E se dúvidas restassem quanto à importância dos dados, bastaria parar e ouvir o que se fala, o que se diz e o que se escreve diária e insistentemente, em todos os meios de comunicação social e, desde o início de 2020, sobre a pandemia Covid-19 que se abateu sobre todos. Muita dessa informação inclui a palavra dados (os dados são essenciais, os dados são insuficientes, os dados são deficientes, os dados foram corrigidos e vários outros predicados). E dos dados que geralmente aparecem destacados (número de infectados confirmados, de óbitos, recuperados, activos e de testes efectuados), espera-se poder obter informação que permita atingir vários objectivos, como: compreender o andamento da pandemia e antecipar os próximos passos, tomar medidas de saúde pública com vista a reduzir o risco de transmissão individual e de propagação descontrolada e, em última instância, investigar a maneira de actuar do vírus SARS-CoV-2. Os dados são avidamente procurados nos vários repositórios oficiais, não só por cientistas que deles precisam para as suas investigações, como também por curiosos que acompanham o desenrolar da pandemia. Mas será que vão encontrar a informação que desejam?

Duas situações emergem: i) em geral não há a garantia dos dados serem fiáveis; e ii) a presença de portadores assintomáticos é uma complicação acrescida.
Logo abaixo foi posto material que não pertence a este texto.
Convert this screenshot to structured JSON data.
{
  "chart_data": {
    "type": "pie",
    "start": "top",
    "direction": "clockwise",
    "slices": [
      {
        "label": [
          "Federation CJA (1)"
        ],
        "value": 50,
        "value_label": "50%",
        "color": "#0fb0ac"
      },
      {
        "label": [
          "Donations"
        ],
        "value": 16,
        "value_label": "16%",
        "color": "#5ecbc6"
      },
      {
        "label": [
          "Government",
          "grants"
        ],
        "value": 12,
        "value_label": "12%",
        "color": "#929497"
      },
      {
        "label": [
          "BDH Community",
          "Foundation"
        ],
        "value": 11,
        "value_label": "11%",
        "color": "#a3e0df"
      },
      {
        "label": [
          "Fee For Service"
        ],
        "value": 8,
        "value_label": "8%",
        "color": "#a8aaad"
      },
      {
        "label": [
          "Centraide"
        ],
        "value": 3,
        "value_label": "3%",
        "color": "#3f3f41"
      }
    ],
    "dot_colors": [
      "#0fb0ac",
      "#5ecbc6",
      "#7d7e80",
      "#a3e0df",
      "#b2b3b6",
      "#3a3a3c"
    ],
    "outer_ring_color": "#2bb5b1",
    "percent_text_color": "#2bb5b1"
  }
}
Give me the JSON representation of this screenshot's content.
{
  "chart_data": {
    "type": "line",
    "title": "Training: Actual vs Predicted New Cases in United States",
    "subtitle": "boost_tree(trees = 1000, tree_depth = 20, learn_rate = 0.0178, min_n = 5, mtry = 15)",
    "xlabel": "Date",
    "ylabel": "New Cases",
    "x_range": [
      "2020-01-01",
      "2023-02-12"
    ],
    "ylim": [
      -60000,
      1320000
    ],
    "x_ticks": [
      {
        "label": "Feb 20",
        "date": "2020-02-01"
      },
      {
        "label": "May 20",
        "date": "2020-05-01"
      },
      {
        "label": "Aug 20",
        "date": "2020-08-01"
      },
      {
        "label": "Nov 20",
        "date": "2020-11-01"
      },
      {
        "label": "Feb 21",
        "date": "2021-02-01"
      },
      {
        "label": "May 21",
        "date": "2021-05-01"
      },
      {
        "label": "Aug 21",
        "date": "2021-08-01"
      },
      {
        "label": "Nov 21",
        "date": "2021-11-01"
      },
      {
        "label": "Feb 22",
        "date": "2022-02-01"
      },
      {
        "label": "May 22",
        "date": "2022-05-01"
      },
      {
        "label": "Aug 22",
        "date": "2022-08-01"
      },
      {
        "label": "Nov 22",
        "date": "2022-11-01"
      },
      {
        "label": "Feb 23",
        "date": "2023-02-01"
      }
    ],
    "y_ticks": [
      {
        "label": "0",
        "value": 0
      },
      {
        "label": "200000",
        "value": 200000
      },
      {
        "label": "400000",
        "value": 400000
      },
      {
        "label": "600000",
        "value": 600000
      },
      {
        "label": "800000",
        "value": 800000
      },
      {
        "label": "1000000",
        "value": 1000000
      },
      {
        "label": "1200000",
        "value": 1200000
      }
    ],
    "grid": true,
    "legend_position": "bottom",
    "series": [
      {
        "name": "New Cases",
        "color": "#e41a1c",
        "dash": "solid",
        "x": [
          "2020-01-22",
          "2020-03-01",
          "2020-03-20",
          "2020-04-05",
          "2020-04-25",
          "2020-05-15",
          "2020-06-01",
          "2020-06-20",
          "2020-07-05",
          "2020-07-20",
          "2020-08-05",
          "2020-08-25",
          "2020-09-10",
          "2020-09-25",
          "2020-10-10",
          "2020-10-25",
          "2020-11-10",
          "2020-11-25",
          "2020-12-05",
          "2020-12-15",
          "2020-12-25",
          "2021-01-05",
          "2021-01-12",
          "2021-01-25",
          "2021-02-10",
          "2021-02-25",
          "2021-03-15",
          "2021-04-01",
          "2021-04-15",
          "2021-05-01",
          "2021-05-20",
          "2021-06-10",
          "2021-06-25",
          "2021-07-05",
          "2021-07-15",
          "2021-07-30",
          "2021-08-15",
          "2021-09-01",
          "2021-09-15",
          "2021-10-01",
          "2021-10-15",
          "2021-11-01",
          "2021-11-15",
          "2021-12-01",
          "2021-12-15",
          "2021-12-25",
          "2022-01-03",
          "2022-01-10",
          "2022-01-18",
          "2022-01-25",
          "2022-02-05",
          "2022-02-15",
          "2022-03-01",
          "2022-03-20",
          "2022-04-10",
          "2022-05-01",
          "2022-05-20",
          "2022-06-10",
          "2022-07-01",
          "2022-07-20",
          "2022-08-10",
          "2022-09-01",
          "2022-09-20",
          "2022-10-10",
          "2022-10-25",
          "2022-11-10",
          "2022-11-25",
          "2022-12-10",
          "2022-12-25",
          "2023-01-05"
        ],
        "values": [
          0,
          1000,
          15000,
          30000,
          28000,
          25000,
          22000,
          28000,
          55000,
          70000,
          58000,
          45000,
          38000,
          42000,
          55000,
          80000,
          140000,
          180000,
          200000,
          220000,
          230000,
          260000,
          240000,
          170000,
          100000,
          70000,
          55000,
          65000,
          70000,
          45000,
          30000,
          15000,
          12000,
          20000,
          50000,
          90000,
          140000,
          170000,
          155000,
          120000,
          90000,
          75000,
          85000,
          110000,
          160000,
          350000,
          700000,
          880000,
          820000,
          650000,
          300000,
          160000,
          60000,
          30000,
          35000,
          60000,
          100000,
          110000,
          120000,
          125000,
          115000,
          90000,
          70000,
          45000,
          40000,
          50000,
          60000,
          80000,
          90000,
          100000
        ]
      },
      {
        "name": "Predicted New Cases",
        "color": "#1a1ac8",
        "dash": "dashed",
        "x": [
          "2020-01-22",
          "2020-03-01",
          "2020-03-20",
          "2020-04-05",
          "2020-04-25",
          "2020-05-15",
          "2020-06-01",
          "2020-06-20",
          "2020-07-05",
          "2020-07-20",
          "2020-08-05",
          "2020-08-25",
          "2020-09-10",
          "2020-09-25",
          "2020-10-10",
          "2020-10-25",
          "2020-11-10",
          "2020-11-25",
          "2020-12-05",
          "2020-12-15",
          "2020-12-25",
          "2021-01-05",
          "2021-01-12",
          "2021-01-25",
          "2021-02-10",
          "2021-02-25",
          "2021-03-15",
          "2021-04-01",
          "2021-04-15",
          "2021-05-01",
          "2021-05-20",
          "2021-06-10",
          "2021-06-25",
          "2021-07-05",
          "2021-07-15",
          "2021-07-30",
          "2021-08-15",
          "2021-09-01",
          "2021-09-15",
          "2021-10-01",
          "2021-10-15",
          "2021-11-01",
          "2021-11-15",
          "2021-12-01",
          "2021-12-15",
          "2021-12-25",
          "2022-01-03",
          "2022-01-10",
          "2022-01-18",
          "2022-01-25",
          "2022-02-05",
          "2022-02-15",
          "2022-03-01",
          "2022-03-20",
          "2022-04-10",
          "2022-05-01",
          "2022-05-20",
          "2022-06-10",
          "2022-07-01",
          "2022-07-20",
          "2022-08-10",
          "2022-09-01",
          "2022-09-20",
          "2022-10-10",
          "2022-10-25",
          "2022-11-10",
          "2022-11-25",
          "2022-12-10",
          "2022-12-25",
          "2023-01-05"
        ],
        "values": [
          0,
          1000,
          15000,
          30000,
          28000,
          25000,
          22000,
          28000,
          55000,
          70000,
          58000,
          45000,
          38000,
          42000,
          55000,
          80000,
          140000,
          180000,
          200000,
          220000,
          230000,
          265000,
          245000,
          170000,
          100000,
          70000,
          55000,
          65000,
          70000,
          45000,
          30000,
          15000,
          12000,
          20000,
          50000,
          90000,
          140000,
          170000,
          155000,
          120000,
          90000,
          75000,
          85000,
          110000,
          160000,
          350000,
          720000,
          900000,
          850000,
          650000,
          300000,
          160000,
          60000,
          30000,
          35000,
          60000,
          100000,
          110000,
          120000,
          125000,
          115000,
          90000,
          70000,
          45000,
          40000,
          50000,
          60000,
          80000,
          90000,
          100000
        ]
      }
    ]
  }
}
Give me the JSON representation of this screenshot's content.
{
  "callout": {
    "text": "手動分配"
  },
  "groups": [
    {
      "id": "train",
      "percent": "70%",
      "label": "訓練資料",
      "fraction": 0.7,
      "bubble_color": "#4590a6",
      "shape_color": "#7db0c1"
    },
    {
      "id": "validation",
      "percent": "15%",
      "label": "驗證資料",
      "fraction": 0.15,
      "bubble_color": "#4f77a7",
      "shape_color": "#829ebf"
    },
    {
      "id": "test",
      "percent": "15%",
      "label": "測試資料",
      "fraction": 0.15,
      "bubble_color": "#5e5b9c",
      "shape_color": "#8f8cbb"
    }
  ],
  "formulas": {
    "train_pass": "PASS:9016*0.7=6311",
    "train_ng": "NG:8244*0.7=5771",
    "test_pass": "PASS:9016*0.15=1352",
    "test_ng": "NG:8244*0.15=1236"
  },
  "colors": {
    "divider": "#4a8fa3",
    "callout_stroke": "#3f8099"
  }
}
A falta de fiabilidade dos dados é compreensível se considerarmos o panorama da recolha dos dados, do número considerável de técnicos intervenientes no processo, do processo de registo, da rapidez que a sua divulgação exige, da sua comunicação ao centro de recolha e até da definição de algumas variáveis, como é o caso da definição de morte associada à Covid-19. O facto de um teste aplicado a uma determinada pessoa resultar positivo, não chega para concluir que a Covid-19 foi a causa da sua morte. Tudo isto se agrava, quando pensamos como pensa a OMS, que requer os dados de todos os países para decidir, de forma global, sobre as suas recomendações e políticas de saúde. O problema da falta de fiabilidade é um verdadeiro incómodo para aqueles cujo trabalho depende dos dados. O professor John P.A. Ioannidis da Universidade de Stanford, e uma autoridade nestas matérias, refere-se ao assunto de forma preocupante no artigo “Um fiasco em curso? À medida que a pandemia de coronavírus se instala, estamos tomando decisões sem dados confiáveis” (em inglês).

Por sua vez, a presença de assintomáticos é altamente perturbadora, uma vez que o SARS-CoV-2 se serve secretamente dos assintomáticos para infectar os vizinhos mais próximos e garantir, assim, a continuidade da sua circulação. Porque é que existem, qual é o seu papel e qual a sua prevalência no grupo dos infectados são questões que se levantam e que ainda não estão respondidas. Na verdade, do que precisamos é de dados em que podemos confiar para prosseguir na luta que nos leve até ao conhecimento da verdadeira natureza do vírus e à vacina segura por que todos anseiam.